Lifecycle Stage | Maturity | Status | Latest Revision |
---|---|---|---|
1A | Working Draft | Active | r1, 2022-12-07 |
Authors: @yusefnapora
Interest Group: @JustMaier, @vasco-santos @bigs, @mgoelzer
See the lifecycle document for context about the maturity level and spec status.
- Connection Establishment in libp2p
This document describes the process of establishing connections to new peers in libp2p and, if necessary, adding security and stream multiplexing capabilities to "raw" connections provided by transport protocols.
We also discuss opening new streams over an existing connection, and the protocol negotiation process that occurs to route traffic to the correct protocol handler.
This document does not cover the establishment of "transport level" connections, for example opening "raw" TCP sockets, as those semantics are specific to each transport.
What is covered here is the process that occurs after making the initial transport level connection, up to the point where "application level" streams are opened, and their protocols are identified and data is routed appropriately to handler functions.
A connection is a reliable, bidirectional communication channel between two libp2p peers that provides security and the ability to open multiple logically independent streams.
Security in this context means that all communications (after an initial handshake) are encrypted, and that the identity of each peer is cryptographically verifiable by the other peer.
Streams are reliable, bidirectional channels that are multiplexed over a libp2p connection. They must support backpressure, which prevents receivers from being flooded by data from eager senders. They can also be "half closed", meaning that a stream can be closed for writing data but still open to receiving data and vice versa.

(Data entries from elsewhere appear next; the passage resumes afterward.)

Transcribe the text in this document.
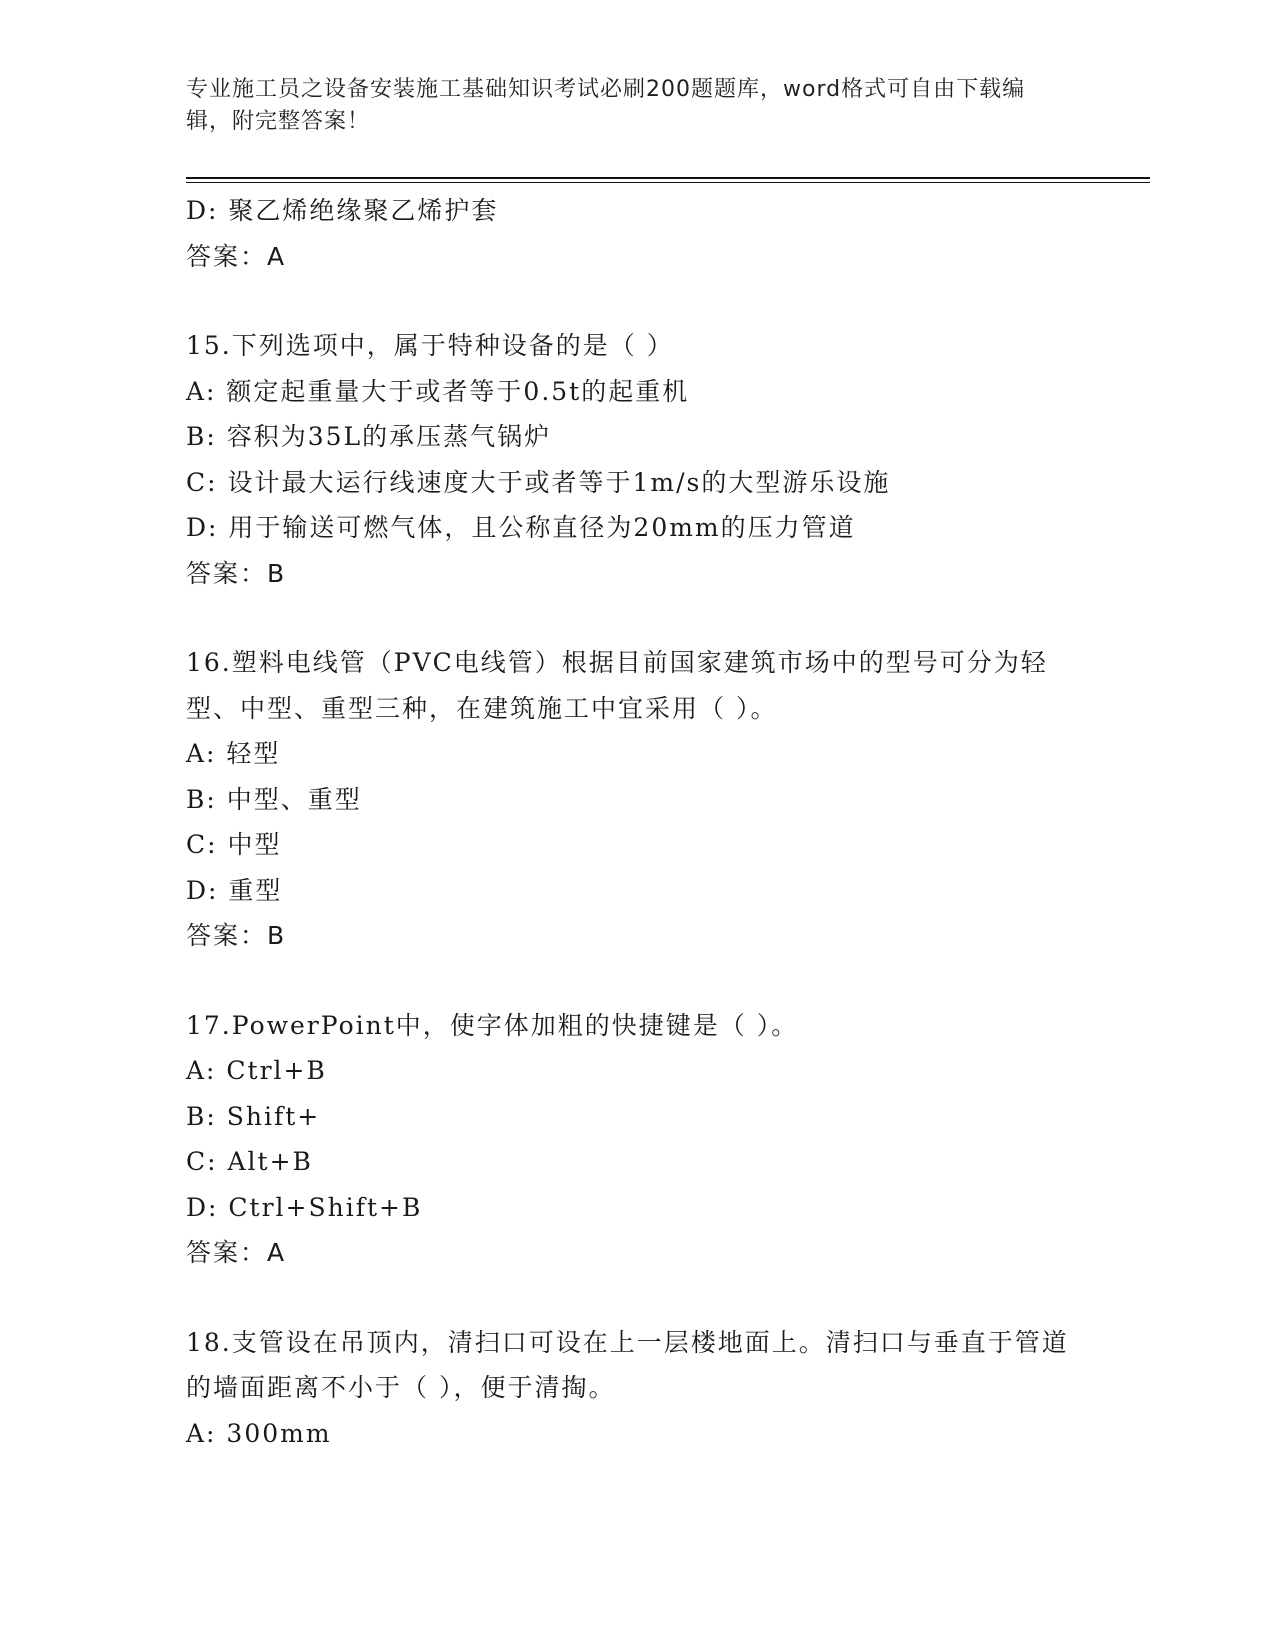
专业施工员之设备安装施工基础知识考试必刷200题题库，word格式可自由下载编辑，附完整答案！
D: 聚乙烯绝缘聚乙烯护套
答案：A
15.下列选项中，属于特种设备的是（ ）
A: 额定起重量大于或者等于0.5t的起重机
B: 容积为35L的承压蒸气锅炉
C: 设计最大运行线速度大于或者等于1m/s的大型游乐设施
D: 用于输送可燃气体，且公称直径为20mm的压力管道
答案：B
16.塑料电线管（PVC电线管）根据目前国家建筑市场中的型号可分为轻型、中型、重型三种，在建筑施工中宜采用（ ）。
A: 轻型
B: 中型、重型
C: 中型
D: 重型
答案：B
17.PowerPoint中，使字体加粗的快捷键是（ ）。
A: Ctrl+B
B: Shift+
C: Alt+B
D: Ctrl+Shift+B
答案：A
18.支管设在吊顶内，清扫口可设在上一层楼地面上。清扫口与垂直于管道的墙面距离不小于（ ），便于清掏。
A: 300mm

Support for multiple streams ensures that a single connection between peers can support a wide variety of interactions, each with their own protocol. This is especially helpful if connections are difficult to establish due to NAT traversal issues or other connectivity barriers.
Connections take place over an underlying transport, for example TCP sockets, websockets, or various protocols layered over UDP.
While some transport protocols like QUIC have "built in" security and stream multiplexing, others such as TCP need to have those capabilities layered on top of the "raw" transport connection.
When the base capabilities of security and stream multiplexing are not natively supported by the underlying transport protocol, a connection upgrade process occurs to augment the raw transport connection with the required features.
libp2p peers can both initiate connections to other peers and accept incoming connections. We use the term dial to refer to initiating outbound connections, and listen to refer to accepting inbound connections.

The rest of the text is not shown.